Lid worden

Ontvang de beste aanbiedingen en updates met betrekking tot Liberty Case News.

― Advertisement ―

spot_img
Homebedrijf’EU kan niet graaien in pensioenpotten’

’EU kan niet graaien in pensioenpotten’

Een betrokken lezer wijst erop dat er een reële mogelijkheid bestaat dat Europa ons zou kunnen verplichten om zuidelijke landen financieel bij te staan vanwege de vergrijzingsproblematiek, dit omdat onze pensioenfondsen goed gevuld zijn. Deze visie werd naar voren gebracht in een publicatie van ‘WUZ’ op 27 september. Echter, volgens Henk Versteeg, een andere lezer, bestaat er een grote misvatting in deze redenering. Versteeg beweert namelijk dat onze overheid zelf helemaal geen pensioenpot heeft.

Om dit verder uit te diepen, is het belangrijk te kijken naar de structuur van onze pensioenvoorziening.

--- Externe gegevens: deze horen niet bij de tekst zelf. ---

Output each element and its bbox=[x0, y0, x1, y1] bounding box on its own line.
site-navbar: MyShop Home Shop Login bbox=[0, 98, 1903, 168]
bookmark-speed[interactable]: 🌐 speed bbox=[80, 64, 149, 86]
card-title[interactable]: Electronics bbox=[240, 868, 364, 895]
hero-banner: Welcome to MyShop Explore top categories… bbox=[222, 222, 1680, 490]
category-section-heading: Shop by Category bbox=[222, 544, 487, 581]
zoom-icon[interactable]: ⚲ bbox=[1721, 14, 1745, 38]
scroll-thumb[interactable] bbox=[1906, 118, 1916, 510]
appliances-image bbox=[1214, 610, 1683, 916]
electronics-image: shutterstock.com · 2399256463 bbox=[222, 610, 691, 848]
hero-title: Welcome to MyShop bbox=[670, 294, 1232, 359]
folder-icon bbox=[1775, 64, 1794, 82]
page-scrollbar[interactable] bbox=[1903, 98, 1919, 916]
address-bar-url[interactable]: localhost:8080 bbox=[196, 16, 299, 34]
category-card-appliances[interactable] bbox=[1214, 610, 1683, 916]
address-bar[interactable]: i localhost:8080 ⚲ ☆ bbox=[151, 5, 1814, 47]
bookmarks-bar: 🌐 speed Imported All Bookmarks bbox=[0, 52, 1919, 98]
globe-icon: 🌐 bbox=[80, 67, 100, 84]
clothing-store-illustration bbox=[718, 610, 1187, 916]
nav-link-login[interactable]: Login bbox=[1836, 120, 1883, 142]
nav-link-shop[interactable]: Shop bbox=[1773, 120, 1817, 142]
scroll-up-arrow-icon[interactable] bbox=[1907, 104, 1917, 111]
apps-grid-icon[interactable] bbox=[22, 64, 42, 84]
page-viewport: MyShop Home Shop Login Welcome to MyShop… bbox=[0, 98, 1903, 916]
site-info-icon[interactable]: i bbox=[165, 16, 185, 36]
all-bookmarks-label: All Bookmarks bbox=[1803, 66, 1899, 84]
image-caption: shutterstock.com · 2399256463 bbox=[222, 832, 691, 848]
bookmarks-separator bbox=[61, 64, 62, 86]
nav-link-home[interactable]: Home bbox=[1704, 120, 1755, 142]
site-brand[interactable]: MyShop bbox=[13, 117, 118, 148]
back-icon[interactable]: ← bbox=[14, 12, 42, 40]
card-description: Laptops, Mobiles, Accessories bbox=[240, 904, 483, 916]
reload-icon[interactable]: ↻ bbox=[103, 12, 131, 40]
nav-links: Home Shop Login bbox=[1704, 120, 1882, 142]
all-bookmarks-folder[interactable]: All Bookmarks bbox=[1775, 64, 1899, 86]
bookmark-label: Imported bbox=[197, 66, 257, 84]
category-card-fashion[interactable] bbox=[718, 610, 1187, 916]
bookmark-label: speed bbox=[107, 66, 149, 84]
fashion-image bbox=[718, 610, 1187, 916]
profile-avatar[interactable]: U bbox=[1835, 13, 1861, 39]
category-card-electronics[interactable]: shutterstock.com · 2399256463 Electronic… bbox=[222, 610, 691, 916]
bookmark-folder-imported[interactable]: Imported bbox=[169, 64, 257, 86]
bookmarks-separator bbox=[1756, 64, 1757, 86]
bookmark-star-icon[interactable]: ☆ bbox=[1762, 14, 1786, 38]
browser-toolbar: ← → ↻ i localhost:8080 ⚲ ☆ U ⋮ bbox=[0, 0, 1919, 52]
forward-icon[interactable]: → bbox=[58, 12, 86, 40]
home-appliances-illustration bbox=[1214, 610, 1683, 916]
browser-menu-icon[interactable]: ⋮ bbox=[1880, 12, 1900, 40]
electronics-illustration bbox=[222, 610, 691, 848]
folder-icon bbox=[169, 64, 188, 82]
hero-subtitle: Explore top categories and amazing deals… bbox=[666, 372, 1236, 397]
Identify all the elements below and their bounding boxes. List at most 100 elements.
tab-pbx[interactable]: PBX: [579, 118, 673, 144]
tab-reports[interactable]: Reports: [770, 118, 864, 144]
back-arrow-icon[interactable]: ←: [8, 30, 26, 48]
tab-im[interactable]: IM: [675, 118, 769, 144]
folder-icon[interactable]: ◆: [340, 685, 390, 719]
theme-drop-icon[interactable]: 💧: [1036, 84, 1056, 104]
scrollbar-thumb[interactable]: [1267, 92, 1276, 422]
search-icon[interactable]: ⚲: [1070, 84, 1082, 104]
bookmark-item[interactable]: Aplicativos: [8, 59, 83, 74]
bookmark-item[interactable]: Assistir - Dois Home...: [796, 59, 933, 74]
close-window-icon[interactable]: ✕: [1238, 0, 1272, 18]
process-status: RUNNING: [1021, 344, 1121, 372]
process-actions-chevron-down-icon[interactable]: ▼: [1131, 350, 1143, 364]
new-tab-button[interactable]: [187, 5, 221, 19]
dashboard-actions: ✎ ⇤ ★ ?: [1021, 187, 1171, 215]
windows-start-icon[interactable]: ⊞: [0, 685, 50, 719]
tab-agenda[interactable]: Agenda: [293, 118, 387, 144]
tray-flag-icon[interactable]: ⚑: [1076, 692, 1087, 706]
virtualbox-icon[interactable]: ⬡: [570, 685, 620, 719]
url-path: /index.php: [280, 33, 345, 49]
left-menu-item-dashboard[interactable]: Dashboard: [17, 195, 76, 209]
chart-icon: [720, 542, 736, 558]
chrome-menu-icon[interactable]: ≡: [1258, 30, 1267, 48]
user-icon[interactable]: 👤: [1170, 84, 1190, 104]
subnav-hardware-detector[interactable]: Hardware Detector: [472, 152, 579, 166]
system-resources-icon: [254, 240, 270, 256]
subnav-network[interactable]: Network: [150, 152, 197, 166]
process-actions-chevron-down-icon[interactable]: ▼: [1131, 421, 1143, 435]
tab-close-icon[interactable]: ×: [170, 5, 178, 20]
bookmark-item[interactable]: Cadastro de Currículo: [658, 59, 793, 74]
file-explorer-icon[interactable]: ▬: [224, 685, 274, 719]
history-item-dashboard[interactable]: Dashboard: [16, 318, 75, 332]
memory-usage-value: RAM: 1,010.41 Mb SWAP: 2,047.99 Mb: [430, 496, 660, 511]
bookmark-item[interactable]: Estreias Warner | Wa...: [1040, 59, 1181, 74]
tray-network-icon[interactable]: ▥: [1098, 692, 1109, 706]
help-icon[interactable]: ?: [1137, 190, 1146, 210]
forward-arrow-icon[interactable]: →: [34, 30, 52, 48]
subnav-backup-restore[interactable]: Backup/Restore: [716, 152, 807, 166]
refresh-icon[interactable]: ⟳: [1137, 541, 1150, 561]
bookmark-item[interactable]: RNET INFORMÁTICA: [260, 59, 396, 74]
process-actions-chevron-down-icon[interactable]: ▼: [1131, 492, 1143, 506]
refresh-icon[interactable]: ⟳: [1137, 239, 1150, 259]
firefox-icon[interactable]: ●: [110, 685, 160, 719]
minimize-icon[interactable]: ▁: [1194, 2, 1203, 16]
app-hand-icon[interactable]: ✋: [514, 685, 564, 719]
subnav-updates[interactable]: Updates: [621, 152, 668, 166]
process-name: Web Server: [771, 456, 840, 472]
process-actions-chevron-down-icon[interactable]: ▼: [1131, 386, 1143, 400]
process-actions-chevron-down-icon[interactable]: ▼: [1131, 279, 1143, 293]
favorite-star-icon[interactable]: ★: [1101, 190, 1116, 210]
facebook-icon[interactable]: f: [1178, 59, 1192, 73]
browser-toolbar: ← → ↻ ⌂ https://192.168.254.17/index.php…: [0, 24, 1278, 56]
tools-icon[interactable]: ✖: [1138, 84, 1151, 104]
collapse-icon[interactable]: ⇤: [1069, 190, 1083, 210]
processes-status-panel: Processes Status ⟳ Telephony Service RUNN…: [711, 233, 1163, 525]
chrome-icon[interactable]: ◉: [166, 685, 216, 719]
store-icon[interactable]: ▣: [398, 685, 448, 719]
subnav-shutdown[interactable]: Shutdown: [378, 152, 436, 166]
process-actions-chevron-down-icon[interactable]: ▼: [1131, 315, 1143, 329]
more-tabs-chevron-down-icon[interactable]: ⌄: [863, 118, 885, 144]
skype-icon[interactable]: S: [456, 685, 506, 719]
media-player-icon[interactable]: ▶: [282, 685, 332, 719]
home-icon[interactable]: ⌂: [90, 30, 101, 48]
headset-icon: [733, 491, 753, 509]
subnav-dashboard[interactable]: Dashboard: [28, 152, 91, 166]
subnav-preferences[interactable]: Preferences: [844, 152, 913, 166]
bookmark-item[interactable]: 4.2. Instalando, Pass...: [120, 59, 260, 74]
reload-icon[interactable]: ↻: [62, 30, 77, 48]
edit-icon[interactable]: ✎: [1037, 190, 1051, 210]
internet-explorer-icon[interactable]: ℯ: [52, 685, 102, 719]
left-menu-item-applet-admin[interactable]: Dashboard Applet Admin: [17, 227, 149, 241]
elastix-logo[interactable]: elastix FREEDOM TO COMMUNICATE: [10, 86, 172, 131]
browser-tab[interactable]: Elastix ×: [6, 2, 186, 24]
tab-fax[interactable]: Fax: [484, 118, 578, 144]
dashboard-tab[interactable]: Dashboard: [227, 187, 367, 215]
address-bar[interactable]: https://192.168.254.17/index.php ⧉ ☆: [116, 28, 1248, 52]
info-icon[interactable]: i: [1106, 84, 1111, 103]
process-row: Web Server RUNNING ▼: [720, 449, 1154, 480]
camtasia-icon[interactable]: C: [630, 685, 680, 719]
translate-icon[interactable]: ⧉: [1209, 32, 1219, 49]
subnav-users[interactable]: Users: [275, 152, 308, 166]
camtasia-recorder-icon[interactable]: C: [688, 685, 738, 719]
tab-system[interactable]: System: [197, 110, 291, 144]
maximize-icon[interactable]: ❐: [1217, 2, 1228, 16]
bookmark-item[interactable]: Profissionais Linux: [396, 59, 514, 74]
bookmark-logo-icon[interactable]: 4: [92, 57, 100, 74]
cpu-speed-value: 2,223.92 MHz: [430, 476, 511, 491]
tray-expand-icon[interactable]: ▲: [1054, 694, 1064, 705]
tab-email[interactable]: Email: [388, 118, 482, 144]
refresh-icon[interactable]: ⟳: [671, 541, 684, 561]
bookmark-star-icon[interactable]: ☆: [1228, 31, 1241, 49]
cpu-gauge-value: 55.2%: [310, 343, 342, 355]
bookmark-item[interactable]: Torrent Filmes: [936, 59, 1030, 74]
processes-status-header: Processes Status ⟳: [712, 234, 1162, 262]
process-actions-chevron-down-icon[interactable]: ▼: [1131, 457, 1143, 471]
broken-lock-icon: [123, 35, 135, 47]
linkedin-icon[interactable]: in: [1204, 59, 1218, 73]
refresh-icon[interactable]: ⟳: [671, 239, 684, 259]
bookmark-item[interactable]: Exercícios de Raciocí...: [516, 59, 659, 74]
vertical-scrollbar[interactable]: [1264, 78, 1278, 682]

In Nederland is het pensioensysteem namelijk op een specifieke manier opgebouwd, waarbij pensioenfondsen verantwoordelijkheid dragen, los van de overheid. Iedere werknemer spaart via zijn werkgever voor het pensioen, wat resulteert in een systeem waar geld in collectieve fondsen wordt gestort, beheerd door pensioenfondsen. Deze fondsen worden op hun beurt strikt gereguleerd en gescheiden gehouden van overheidsfinanciën.

Het argument van Versteeg richt zich dan ook op deze scheiding tussen de overheid en pensioenfondsen. Volgens hem zou het onterecht zijn als Europa zou proberen gebruik te maken van deze fondsen onder het mom van solidariteit met zuidelijke landen die te kampen hebben met de vergrijzingsproblematiek. Wat vaak wordt vergeten, is dat de autonomie van pensioenfondsen een cruciale pijler vormt in het Nederlandse pensioenstelsel. Een ingreep van buitenaf in deze onafhankelijkheid zou niet alleen onrechtvaardig zijn, maar ook de fundamentele werking van het systeem ondermijnen.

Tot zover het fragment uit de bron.